I'm doing a simple tutorial with flink
+ java
using Table API
. What I want to do is really simple - I want to read a csv file from a local filesystem, using a schema and print it out.
The way I'm doing this is this(the code below is compiled from samples from Flink's website tutorial section):
package p1;
import org.apache.flink.table.api.*;
import org.apache.flink.api.java.utils.ParameterTool;
public class CabAggregation {
public static void main(String[] args) throws Exception {
ParameterTool params = ParameterTool.fromArgs(args);
EnvironmentSettings settings = EnvironmentSettings
.newInstance()
.inBatchMode()
.build();
TableEnvironment tableEnv = TableEnvironment.create(settings);
final Schema schema = Schema.newBuilder()
.column("cab_id", DataTypes.INT())
.column("cab_plate", DataTypes.STRING())
.column("cab_make", DataTypes.STRING())
.column("cab_driver", DataTypes.STRING())
.column("active_trip", DataTypes.STRING())
.column("pickup_location", DataTypes.STRING())
.column("target_location", DataTypes.STRING())
.column("num_pass", DataTypes.INT())
.build();
tableEnv.createTemporaryTable("cabs",
TableDescriptor
.forConnector("filesystem")
.schema(schema)
.option("path", "file:///Users/virtual/Downloads/cabs.csv")
.format(FormatDescriptor.forFormat("csv").build())
.build());
Table result = tableEnv.from("cabs").select("*");
result.execute().print();
}
}
Running this gives me this:
Caused by: org.apache.flink.table.api.ValidationException: Could not find any factory for identifier 'filesystem' that implements 'org.apache.flink.table.factories.DynamicTableFactory' in the classpath.
Available factory identifiers are:
blackhole
datagen
print
Now, it seems evident that somehow CSV is not available as a factory identifier. I can't figure out why.

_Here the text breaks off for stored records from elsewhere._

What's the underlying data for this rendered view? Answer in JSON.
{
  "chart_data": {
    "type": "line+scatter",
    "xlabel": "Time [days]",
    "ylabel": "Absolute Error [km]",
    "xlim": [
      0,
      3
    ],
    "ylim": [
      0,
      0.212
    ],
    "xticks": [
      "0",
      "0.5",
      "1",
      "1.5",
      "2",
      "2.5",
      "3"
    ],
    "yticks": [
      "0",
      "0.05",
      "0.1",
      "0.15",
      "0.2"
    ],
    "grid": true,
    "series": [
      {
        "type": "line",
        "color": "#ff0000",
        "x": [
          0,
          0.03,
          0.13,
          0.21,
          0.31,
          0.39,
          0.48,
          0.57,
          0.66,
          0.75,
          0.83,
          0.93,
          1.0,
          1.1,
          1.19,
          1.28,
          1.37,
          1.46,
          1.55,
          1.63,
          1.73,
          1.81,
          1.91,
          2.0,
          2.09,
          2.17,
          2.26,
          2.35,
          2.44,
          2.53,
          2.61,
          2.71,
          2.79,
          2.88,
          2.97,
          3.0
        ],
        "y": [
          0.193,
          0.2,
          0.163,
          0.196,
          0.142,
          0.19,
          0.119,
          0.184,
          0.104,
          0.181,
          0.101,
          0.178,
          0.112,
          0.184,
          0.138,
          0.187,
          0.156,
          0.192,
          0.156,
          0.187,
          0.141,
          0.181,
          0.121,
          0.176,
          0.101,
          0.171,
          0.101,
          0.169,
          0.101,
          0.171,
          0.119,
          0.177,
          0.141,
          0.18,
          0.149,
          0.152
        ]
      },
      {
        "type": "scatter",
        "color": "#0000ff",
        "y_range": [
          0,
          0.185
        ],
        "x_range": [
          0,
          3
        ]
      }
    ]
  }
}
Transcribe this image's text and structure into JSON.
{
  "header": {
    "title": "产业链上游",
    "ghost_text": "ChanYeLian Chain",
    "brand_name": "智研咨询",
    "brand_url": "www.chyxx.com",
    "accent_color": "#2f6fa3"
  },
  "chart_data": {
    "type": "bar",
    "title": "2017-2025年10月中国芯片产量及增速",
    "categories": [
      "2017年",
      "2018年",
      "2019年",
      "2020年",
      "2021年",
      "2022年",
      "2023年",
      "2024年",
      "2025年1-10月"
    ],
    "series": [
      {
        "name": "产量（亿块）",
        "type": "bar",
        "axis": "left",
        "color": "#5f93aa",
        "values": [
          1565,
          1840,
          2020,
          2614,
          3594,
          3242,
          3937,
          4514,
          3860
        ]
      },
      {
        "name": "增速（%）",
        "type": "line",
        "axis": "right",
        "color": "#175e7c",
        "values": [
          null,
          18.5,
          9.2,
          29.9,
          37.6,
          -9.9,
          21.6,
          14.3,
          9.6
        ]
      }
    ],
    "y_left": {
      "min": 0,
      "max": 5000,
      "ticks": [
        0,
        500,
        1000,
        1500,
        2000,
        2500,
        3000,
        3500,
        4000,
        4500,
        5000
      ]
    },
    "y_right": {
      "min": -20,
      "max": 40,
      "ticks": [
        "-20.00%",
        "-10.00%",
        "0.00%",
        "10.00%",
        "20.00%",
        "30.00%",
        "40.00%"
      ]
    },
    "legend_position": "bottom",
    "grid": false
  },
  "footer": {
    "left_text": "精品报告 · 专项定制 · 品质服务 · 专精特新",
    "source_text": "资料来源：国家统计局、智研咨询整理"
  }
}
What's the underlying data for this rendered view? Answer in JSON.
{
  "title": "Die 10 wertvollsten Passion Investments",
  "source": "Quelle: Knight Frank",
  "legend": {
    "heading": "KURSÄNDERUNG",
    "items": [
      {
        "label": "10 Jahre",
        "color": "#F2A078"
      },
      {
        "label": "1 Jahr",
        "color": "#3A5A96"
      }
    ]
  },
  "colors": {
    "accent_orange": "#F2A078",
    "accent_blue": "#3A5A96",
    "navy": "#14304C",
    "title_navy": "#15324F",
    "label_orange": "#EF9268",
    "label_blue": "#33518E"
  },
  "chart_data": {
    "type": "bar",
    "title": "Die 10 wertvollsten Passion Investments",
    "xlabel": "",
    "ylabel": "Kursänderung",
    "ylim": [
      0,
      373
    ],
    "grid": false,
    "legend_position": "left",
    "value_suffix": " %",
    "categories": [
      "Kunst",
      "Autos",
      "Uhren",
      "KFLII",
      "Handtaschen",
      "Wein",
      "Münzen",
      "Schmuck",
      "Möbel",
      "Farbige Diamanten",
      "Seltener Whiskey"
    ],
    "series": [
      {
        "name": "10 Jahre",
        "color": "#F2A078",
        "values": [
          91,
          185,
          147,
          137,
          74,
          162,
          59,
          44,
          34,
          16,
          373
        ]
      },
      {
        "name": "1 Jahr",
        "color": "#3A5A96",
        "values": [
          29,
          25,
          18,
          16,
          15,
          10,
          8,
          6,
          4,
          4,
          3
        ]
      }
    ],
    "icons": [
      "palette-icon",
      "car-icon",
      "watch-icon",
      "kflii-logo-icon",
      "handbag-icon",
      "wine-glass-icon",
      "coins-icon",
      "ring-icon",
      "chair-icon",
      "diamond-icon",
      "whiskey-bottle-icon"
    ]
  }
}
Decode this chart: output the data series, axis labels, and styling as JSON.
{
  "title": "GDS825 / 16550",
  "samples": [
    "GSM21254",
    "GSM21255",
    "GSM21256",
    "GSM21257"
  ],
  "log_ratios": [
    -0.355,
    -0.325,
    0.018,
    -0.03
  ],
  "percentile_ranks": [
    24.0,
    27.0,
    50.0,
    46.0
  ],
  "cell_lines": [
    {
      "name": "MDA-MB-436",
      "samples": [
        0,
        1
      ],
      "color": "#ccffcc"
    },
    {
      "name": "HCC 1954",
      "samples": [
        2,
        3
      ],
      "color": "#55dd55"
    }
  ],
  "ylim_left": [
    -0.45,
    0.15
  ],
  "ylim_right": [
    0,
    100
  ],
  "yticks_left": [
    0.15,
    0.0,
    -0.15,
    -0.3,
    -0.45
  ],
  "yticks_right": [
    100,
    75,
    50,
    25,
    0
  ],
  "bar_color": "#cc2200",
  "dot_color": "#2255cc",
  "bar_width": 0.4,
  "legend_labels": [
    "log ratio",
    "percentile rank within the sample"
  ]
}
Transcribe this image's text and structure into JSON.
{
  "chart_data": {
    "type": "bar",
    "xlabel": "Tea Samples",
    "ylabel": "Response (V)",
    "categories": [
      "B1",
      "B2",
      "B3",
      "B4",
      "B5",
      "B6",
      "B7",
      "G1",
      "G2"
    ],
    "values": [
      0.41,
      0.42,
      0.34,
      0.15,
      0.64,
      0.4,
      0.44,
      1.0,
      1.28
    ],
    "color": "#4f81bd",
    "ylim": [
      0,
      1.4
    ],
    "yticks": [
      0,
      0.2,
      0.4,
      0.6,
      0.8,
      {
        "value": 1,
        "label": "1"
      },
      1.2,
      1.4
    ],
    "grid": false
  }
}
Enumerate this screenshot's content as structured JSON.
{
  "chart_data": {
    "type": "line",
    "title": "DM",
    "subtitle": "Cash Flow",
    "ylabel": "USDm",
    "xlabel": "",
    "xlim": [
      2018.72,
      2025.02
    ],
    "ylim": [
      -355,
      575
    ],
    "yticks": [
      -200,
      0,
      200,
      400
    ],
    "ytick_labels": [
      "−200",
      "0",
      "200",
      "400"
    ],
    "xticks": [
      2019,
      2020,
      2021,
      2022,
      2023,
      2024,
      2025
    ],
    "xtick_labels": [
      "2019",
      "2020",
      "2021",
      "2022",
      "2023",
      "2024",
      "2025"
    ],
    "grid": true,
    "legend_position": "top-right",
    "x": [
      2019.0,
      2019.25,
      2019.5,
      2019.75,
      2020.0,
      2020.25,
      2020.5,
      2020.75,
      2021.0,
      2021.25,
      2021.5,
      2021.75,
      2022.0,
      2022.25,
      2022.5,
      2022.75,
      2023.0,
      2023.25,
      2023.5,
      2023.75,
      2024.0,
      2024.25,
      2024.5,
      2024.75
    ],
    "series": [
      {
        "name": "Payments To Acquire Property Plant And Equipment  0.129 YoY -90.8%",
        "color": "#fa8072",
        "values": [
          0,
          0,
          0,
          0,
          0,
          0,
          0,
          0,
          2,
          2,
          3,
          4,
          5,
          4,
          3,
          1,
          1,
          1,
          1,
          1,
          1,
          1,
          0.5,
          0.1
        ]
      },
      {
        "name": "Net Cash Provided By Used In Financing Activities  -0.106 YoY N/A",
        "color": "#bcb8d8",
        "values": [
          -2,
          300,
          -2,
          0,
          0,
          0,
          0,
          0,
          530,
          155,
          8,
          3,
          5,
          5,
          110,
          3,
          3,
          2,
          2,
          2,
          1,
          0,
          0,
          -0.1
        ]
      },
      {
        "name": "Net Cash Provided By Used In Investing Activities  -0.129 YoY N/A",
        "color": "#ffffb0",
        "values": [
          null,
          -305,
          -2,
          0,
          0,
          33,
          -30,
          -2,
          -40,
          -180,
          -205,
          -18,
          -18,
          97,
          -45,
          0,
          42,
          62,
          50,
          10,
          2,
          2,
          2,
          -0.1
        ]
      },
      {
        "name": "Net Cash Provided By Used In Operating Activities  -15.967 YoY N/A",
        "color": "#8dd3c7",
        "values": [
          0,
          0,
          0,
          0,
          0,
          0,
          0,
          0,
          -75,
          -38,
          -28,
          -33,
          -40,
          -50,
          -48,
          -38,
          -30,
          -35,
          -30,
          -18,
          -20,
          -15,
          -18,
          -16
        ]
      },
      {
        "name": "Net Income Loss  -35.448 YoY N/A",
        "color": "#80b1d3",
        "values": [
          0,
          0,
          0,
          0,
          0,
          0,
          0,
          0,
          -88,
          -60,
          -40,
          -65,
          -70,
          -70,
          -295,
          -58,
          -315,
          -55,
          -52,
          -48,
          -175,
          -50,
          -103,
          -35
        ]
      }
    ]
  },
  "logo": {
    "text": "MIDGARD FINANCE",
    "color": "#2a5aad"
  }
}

I'm building the project with maven
.
You'll be needing these dependencies. Have you added them?
<dependency>
<groupId>org.apache.flink</groupId>
<artifactId>flink-connector-files</artifactId>
<version>${flink.version}</version>
</dependency>
<dependency>
<groupId>org.apache.flink</groupId>
<artifactId>flink-csv</artifactId>
<version>${flink.version}</version>
</dependency>